Let him fail this test so I could have my sanity back and stop wishing for impossible things. It might take a while, but I could get back on track where school was my only focus, the only thing I cared about.
“What do you mean? Give up my family? My restaurant? Everything?” He folded his arms over his chest, looking me hard in the eyes. “Because that’s a huge thing to ask, especially my family.”
It was something only a monster would demand. I shrugged. “You can’t see most of them anyway, unless you’re willing to tell them the truth about us. I’d wager even your big bad Bratva brothers won’t let you keep a woman against her will.”
He winced, leaning back as if he could dodge my words. He was silent for just a moment, barely a few blinks, and I could see how much torture he was going through. That I was putting him through. But that was fair, wasn’t it? Wasn’t it?
“If that’s what you needed to be happy, that’s what I’d do,” he said.

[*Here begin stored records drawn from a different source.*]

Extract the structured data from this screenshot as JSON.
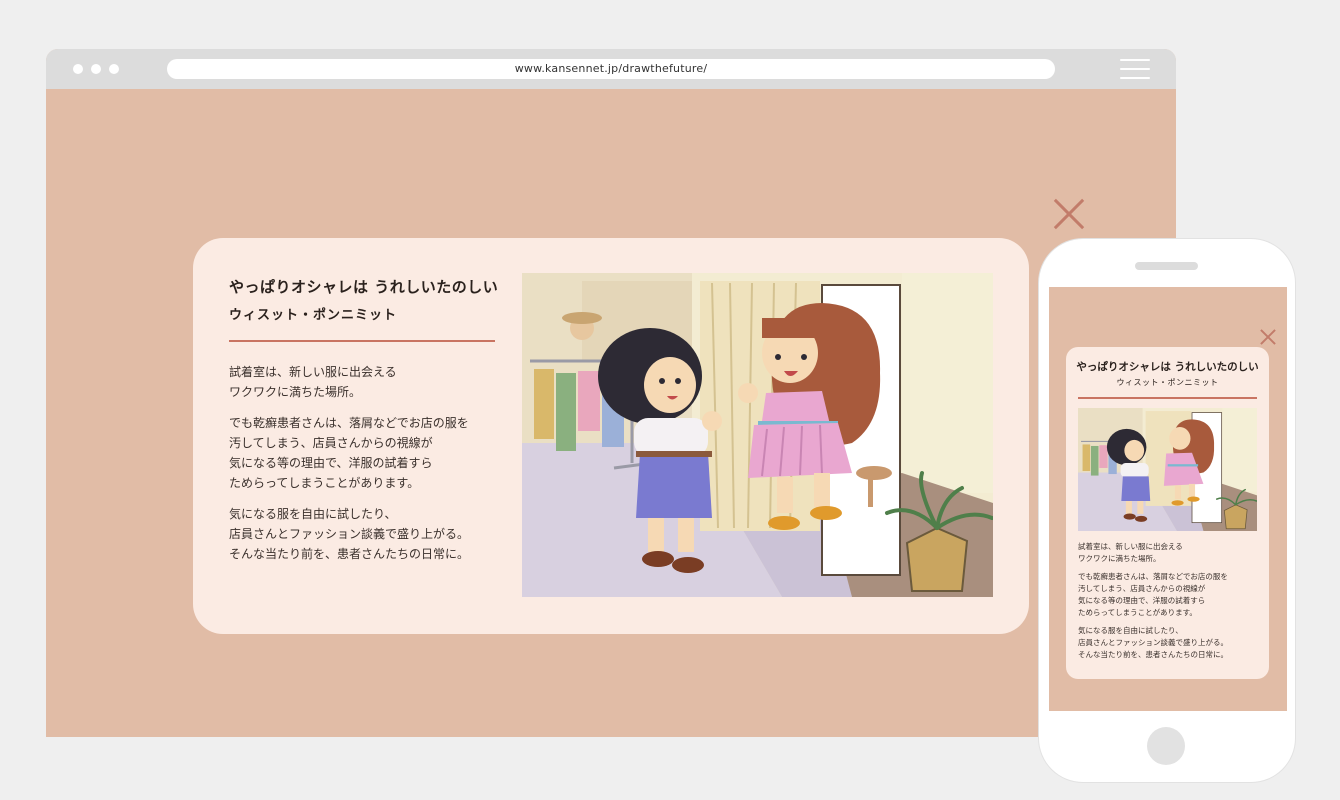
{
  "browser": {
    "url": "www.kansennet.jp/drawthefuture/"
  },
  "story": {
    "title": "やっぱりオシャレは うれしいたのしい",
    "author": "ウィスット・ポンニミット",
    "paragraphs": [
      "試着室は、新しい服に出会える\nワクワクに満ちた場所。",
      "でも乾癬患者さんは、落屑などでお店の服を\n汚してしまう、店員さんからの視線が\n気になる等の理由で、洋服の試着すら\nためらってしまうことがあります。",
      "気になる服を自由に試したり、\n店員さんとファッション談義で盛り上がる。\nそんな当たり前を、患者さんたちの日常に。"
    ]
  },
  "colors": {
    "page_bg": "#efefef",
    "screen_bg": "#e1bca6",
    "card_bg": "#fbebe3",
    "accent": "#c97462",
    "close": "#c27c6a"
  },
  "icons": [
    "close-icon",
    "menu-icon",
    "window-dots-icon"
  ]
}
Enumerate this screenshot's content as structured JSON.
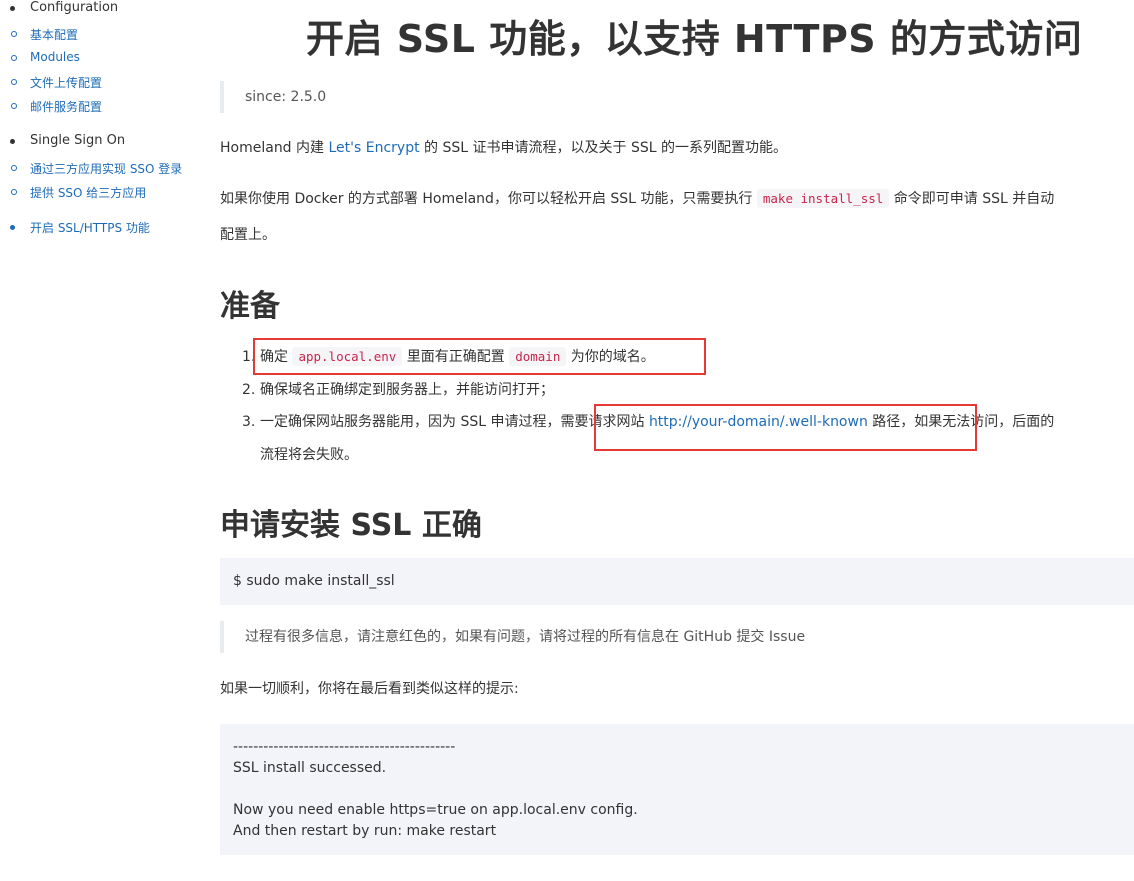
{
  "sidebar": {
    "section_configuration": "Configuration",
    "config_items": [
      "基本配置",
      "Modules",
      "文件上传配置",
      "邮件服务配置"
    ],
    "section_sso": "Single Sign On",
    "sso_items": [
      "通过三方应用实现 SSO 登录",
      "提供 SSO 给三方应用"
    ],
    "section_ssl": "开启 SSL/HTTPS 功能"
  },
  "main": {
    "title": "开启 SSL 功能，以支持 HTTPS 的方式访问",
    "since": "since: 2.5.0",
    "intro": {
      "prefix": "Homeland 内建 ",
      "link": "Let's Encrypt",
      "suffix": " 的 SSL 证书申请流程，以及关于 SSL 的一系列配置功能。"
    },
    "docker": {
      "prefix": "如果你使用 Docker 的方式部署 Homeland，你可以轻松开启 SSL 功能，只需要执行 ",
      "code": "make install_ssl",
      "suffix": " 命令即可申请 SSL 并自动",
      "line2": "配置上。"
    },
    "prepare_heading": "准备",
    "prepare_items": {
      "item1": {
        "num": "1.",
        "prefix": "确定 ",
        "code1": "app.local.env",
        "middle": " 里面有正确配置 ",
        "code2": "domain",
        "suffix": " 为你的域名。"
      },
      "item2": {
        "num": "2.",
        "text": "确保域名正确绑定到服务器上，并能访问打开；"
      },
      "item3": {
        "num": "3.",
        "prefix": "一定确保网站服务器能用，因为 SSL 申请过程，需要请求网站 ",
        "link": "http://your-domain/.well-known",
        "suffix": " 路径，如果无法访问，后面的",
        "line2": "流程将会失败。"
      }
    },
    "install_heading": "申请安装 SSL 正确",
    "install_command": "$ sudo make install_ssl",
    "install_note": "过程有很多信息，请注意红色的，如果有问题，请将过程的所有信息在 GitHub 提交 Issue",
    "success_intro": "如果一切顺利，你将在最后看到类似这样的提示:",
    "output_lines": [
      "--------------------------------------------",
      "SSL install successed.",
      "",
      "Now you need enable https=true on app.local.env config.",
      "And then restart by run: make restart"
    ]
  },
  "colors": {
    "link": "#1e6bb8",
    "code_text": "#c7254e",
    "highlight_box": "#e53935",
    "code_block_bg": "#f3f3fa"
  }
}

He wasn’t lying. I could tell he was deadly serious, and it shook me to the core of my being. No one, ever, had said they’d give up anything for me, let alone everything. I had seen how close he was with Dima, how happy he was at Aleks and Katie’s. I waited for him to argue against my demands, tell me he would, but then give me a thousand reasons why it would be better not to.
No arguments came, and he never once looked away as I stared in horror at what I’d just learned. That maybe, just maybe, what he’d told me was real. What we had was real.
I couldn’t speak because of the risk of crying, and there was no way in hell I was going to cry. Standing on wobbly legs, I made it to the bathroom and locked myself in. Why didn’t I laugh at him and tell him he was full of shit? There was no way he’d give up his family, his empire, just because I asked. Or, would he?
He’d really do that over just letting me go and risk my safety because some psycho had a thing for me? Or was this his way of telling me I was free to make my own choice? Because that might have changed everything.
After an interminable time to calm down, I burst out of the bathroom to question him more. The suite was empty. He was already gone, and a guard at the door refused to answer any questions or even let me into the hall.
Nothing had changed. Words were just words, after all.